The Holiday Inn owner said revenue per available room slumped by 0.8% in the three months to September.

Shares in the company, which also runs the Crowne Plaza brand, fell 217p to 4,520p.

In a busy day for the hotel sector, competitor EasyHotel saw shares jump after it delivered a surge in annual revenues despite a “challenging second half to the year”.

Shares in the business closed 11p higher at 110p at the close of play.

Logistics firm Wincanton saw shares rise after it emerged as the latest possible bidder for haulage company Eddie Stobart Logistics.
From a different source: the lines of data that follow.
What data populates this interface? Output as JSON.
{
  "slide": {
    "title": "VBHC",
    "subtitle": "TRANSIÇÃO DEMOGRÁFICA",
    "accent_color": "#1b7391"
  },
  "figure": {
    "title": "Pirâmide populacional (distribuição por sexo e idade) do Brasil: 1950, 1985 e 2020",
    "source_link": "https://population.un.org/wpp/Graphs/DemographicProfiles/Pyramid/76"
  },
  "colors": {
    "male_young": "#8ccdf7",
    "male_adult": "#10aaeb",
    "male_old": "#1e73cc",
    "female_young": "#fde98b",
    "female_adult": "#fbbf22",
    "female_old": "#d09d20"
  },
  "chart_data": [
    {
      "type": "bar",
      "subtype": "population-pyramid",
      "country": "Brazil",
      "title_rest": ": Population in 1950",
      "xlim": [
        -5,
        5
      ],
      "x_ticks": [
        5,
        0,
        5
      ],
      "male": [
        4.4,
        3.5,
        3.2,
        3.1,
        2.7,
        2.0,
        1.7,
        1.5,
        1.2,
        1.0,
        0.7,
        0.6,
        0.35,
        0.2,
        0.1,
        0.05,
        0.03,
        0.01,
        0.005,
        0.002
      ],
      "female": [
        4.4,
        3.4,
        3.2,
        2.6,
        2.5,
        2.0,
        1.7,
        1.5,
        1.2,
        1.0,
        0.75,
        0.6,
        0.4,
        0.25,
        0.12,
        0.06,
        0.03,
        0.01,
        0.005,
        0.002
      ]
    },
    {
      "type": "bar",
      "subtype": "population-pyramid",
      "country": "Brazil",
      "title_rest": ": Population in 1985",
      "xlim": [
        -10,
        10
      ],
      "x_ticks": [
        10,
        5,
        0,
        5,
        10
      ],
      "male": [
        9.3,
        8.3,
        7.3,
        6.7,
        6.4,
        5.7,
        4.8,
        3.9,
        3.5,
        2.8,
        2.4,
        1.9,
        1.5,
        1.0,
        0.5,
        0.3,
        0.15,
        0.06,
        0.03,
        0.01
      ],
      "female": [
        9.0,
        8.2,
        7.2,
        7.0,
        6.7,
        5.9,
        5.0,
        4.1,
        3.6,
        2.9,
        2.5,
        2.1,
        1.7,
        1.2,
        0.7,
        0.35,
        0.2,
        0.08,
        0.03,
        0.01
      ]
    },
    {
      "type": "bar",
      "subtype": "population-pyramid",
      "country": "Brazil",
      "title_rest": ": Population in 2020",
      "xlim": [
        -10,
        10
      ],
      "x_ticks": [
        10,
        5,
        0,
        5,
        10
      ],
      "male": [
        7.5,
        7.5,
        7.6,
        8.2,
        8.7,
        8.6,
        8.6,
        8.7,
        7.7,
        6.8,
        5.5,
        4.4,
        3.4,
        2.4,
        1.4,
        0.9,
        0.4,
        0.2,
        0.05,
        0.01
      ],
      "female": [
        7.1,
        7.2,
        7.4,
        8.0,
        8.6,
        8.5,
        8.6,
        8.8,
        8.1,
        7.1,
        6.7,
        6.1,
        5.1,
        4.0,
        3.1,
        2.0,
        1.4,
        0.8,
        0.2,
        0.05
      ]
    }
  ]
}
Company shares closed 4p higher at 238p.

The price of oil has dipped after the Chinese refinery throughput report which showed a 9% increase in supplies for September.

The price of a barrel of Brent crude oil decreased by 0.79% to 59.4 US dollars.

The biggest risers on the FTSE 100 were Royal Bank of Scotland, up 6.1p at 238.3p, Aveva Group, up 68p at 3,924p, ITV, up 2.35p at 137.4p, and Segro, up 12.6p at 835p.

The biggest fallers on the index were Intercontinental Hotels, down 217p at 4,520p, Evraz, down 18p at 375.2p, Relx, down 45.5p at 1,739.5p, and Rolls-Royce, down 18p at 711.6p.